When Asher Shasho Levy, an expert performer of Sephardic and Mizrahi music, became The Kitchen’s cantor four years ago, the congregation’s rabbi said she “felt like somebody was handing me another Torah I didn’t know about.”
“And my first reaction was to be like, where’s this been? What? How? How come I’ve been singing the same three chords my whole life?” Kitchen founder Rabbi Noa Kushner said.
Now The Kitchen, an independent congregation in San Francisco, is bringing together innovative Sephardic and Mizrahi musicians, scholars and other leaders for a weekend of musical and intellectual cross-pollination. The “Song of Songs” gathering includes Israeli musical sensations, American scholars and the editor of an egalitarian British Sephardic prayerbook.
But why is Kushner, an Ashkenazi rabbi, so committed to Sephardic music and thought?
“I always try to bring the best from wherever I can find it within the Jewish world. So I bring Rashi, I bring Rambam, I bring Ibn Ezra. Those are all Sephardi scholars,” Kushner said.

Then there’s the music itself. “I’ve always just thought it was the best,” she said.
Since Levy arrived in 2022, music at The Kitchen has been primarily drawn from Sephardic and Mizrahi sources, and its new siddur unveiled last year combines Sephardic and Ashkenazi prayer in a novel way. Last year, Levy and Kushner also invited a group of leaders in the Sephardic musical, liturgical and scholarly spaces to an invite-only convening partially in celebration of the new siddur.
This year, they’re opening the event up to the community the weekend of May 8 to 10. Friday and Saturday services that week will feature some of the musical talent in town for the conference. A Saturday night concert will spotlight Israeli singer Neta Elkayam and oud player Yair Dalal, both major figures in Sephardic music in Israel. The conference itself will take place Sunday.
The differences between Ashkenazi and Sephardic liturgical music are profound, Levy said.

“Everything is done out loud, and there are these different registers,” Levy said of Sephardic praying — whereas Ashkenazi praying traditionally involves long silent or mumbled sections before the community comes back together for the closing line of a prayer.
Both forms of traditional hazanut (cantorial music) are improvisatory, but Ashkenazi cantors are working within a set of melodies prescribed for each service, such as Shabbat evening or weekday morning. Sephardic cantors, by contrast, have a set of maqams, or musical modes, special to each week of the year and they sing the entire service out loud.

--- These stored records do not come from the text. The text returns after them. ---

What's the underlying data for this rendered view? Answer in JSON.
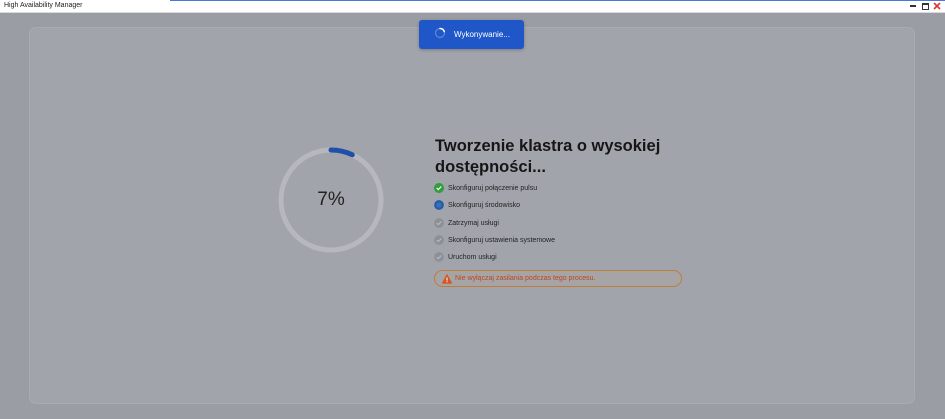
{
  "window": {
    "title": "High Availability Manager",
    "controls": [
      "minimize-icon",
      "maximize-icon",
      "close-icon"
    ]
  },
  "toast": {
    "label": "Wykonywanie...",
    "icon": "spinner-icon",
    "color": "#1f57c8"
  },
  "progress": {
    "percent_label": "7%",
    "value": 0.07,
    "ring_color": "#1f4fa8"
  },
  "heading": "Tworzenie klastra o wysokiej dostępności...",
  "steps": [
    {
      "label": "Skonfiguruj połączenie pulsu",
      "status": "done",
      "icon": "check-circle-icon"
    },
    {
      "label": "Skonfiguruj środowisko",
      "status": "active",
      "icon": "in-progress-icon"
    },
    {
      "label": "Zatrzymaj usługi",
      "status": "pending",
      "icon": "check-circle-icon"
    },
    {
      "label": "Skonfiguruj ustawienia systemowe",
      "status": "pending",
      "icon": "check-circle-icon"
    },
    {
      "label": "Uruchom usługi",
      "status": "pending",
      "icon": "check-circle-icon"
    }
  ],
  "warning": {
    "text": "Nie wyłączaj zasilania podczas tego procesu.",
    "icon": "warning-triangle-icon",
    "color": "#b9481c"
  },
  "colors": {
    "done": "#2f9e3c",
    "active": "#255ca6",
    "pending": "#8e9097"
  }
}
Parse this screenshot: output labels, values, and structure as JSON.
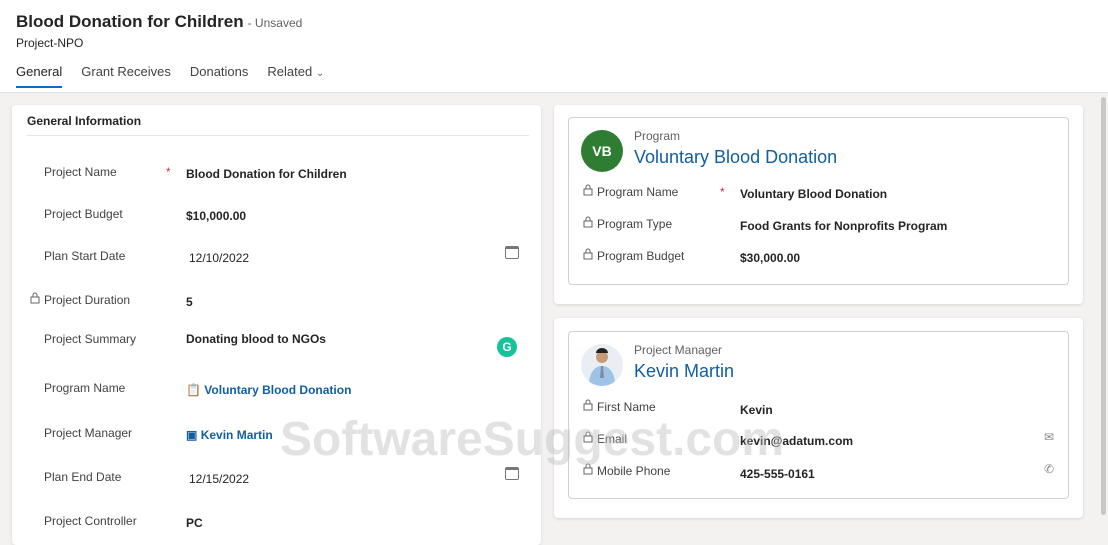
{
  "header": {
    "title": "Blood Donation for Children",
    "status": "- Unsaved",
    "entity": "Project-NPO"
  },
  "tabs": [
    {
      "label": "General"
    },
    {
      "label": "Grant Receives"
    },
    {
      "label": "Donations"
    },
    {
      "label": "Related"
    }
  ],
  "general": {
    "section_title": "General Information",
    "fields": [
      {
        "label": "Project Name",
        "value": "Blood Donation for Children",
        "required": "*"
      },
      {
        "label": "Project Budget",
        "value": "$10,000.00"
      },
      {
        "label": "Plan Start Date",
        "value": "12/10/2022"
      },
      {
        "label": "Project Duration",
        "value": "5"
      },
      {
        "label": "Project Summary",
        "value": "Donating blood to NGOs"
      },
      {
        "label": "Program Name",
        "value": "Voluntary Blood Donation"
      },
      {
        "label": "Project Manager",
        "value": "Kevin Martin"
      },
      {
        "label": "Plan End Date",
        "value": "12/15/2022"
      },
      {
        "label": "Project Controller",
        "value": "PC"
      }
    ]
  },
  "program_card": {
    "type": "Program",
    "initials": "VB",
    "name": "Voluntary Blood Donation",
    "fields": [
      {
        "label": "Program Name",
        "value": "Voluntary Blood Donation",
        "required": "*"
      },
      {
        "label": "Program Type",
        "value": "Food Grants for Nonprofits Program"
      },
      {
        "label": "Program Budget",
        "value": "$30,000.00"
      }
    ]
  },
  "manager_card": {
    "type": "Project Manager",
    "name": "Kevin Martin",
    "fields": [
      {
        "label": "First Name",
        "value": "Kevin"
      },
      {
        "label": "Email",
        "value": "kevin@adatum.com"
      },
      {
        "label": "Mobile Phone",
        "value": "425-555-0161"
      }
    ]
  },
  "grammarly_letter": "G",
  "watermark": "SoftwareSuggest.com",
  "colors": {
    "accent": "#0f6cbd",
    "link": "#115ea3",
    "avatar": "#2e7d32"
  }
}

Among the scholars and musicians participating in the concert and conference is Samuel Torjman Thomas. Though he comes from a Moroccan Sephardic background, Torjman Thomas grew up at a typically Ashkenazi American synagogue, Congregation Beth Shalom in Modesto. He now lives in New York, where his work encompasses both the academic and the artistic. He’s an ethnomusicologist, who also plays jazz saxophone, oud, and nay, a Middle Eastern and North African flute.
The way that The Kitchen combines Ashkenazi and Sephardic elements is unique and springs from both its nondenominational identity and the Sephardic world’s lack of denominational division, according to Torjman Thomas.

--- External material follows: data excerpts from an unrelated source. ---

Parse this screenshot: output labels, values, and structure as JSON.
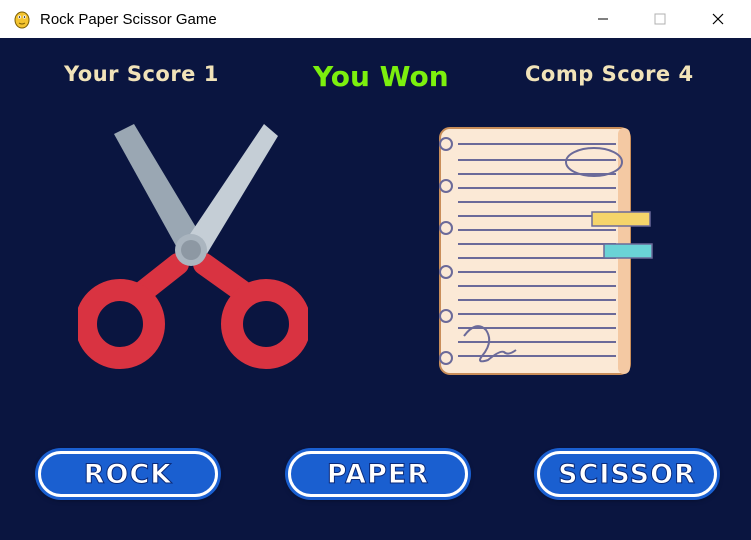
{
  "window": {
    "title": "Rock Paper Scissor Game",
    "icon": "pygame-snake-icon"
  },
  "scores": {
    "player": "Your Score 1",
    "computer": "Comp Score 4"
  },
  "result": "You Won",
  "player_choice": "scissors-image",
  "computer_choice": "paper-notebook-image",
  "buttons": {
    "rock": "ROCK",
    "paper": "PAPER",
    "scissor": "SCISSOR"
  },
  "colors": {
    "background": "#0a1540",
    "score_text": "#f1e3b9",
    "result_text": "#7cf00e",
    "button": "#1a5fd0"
  }
}
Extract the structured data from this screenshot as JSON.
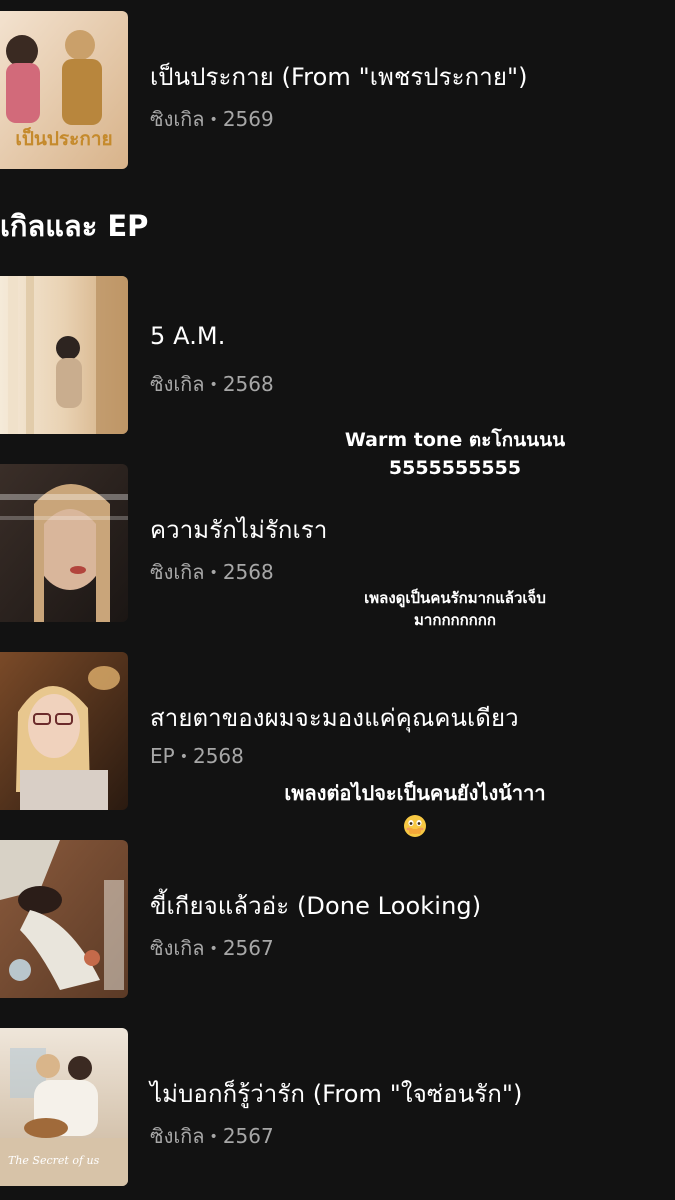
{
  "section": {
    "title": "เกิลและ EP"
  },
  "tracks": [
    {
      "title": "เป็นประกาย (From \"เพชรประกาย\")",
      "type": "ซิงเกิล",
      "year": "2569",
      "cover_text": "เป็นประกาย"
    },
    {
      "title": "5 A.M.",
      "type": "ซิงเกิล",
      "year": "2568",
      "cover_text": ""
    },
    {
      "title": "ความรักไม่รักเรา",
      "type": "ซิงเกิล",
      "year": "2568",
      "cover_text": ""
    },
    {
      "title": "สายตาของผมจะมองแค่คุณคนเดียว",
      "type": "EP",
      "year": "2568",
      "cover_text": ""
    },
    {
      "title": "ขี้เกียจแล้วอ่ะ (Done Looking)",
      "type": "ซิงเกิล",
      "year": "2567",
      "cover_text": ""
    },
    {
      "title": "ไม่บอกก็รู้ว่ารัก (From \"ใจซ่อนรัก\")",
      "type": "ซิงเกิล",
      "year": "2567",
      "cover_text": "The Secret of us"
    }
  ],
  "overlays": {
    "caption1_line1": "Warm tone ตะโกนนนน",
    "caption1_line2": "5555555555",
    "caption2_line1": "เพลงดูเป็นคนรักมากแล้วเจ็บ",
    "caption2_line2": "มากกกกกกก",
    "caption3_line1": "เพลงต่อไปจะเป็นคนยังไงน้าาา",
    "caption3_emoji": "flushed-face-emoji"
  },
  "meta_separator": "•",
  "colors": {
    "background": "#121212",
    "title": "#ffffff",
    "meta": "#a7a7a7"
  }
}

The Kitchen, Torjman Thomas added, has a worldview similar to the Sephardic outlook “that can go beyond denominationalism and also beyond a more stark divide between the religious and nonreligious aspects of your life.”
For him, it’s a more complete, all-encompassing approach. Some American synagogues have only occasional “Sephardic Shabbats” or one-off uses of Ladino songs.
“Most of Jewish world history is part of the Mediterranean world, and certainly half of Israel’s demographic background is of the Mediterranean world. And so if we’re going to be thinking about what it means to be a collective Jewish community, true Am Yisrael kind of vibes, there has to be more of an integration of elements, rather than tokenism,” he said.
Torjman Thomas will participate in the Saturday night concert as well as Sunday’s conference, at which he will moderate a panel called “Sepharadi Liturgy and Musical Culture: The Symbiosis of Religion and Culture.”
“The most important thing about this conference is getting all these people together,” Levy said. “I truly think that just by having these people from all these communities around the world who are bringing similar ideas together, something holy will emerge.”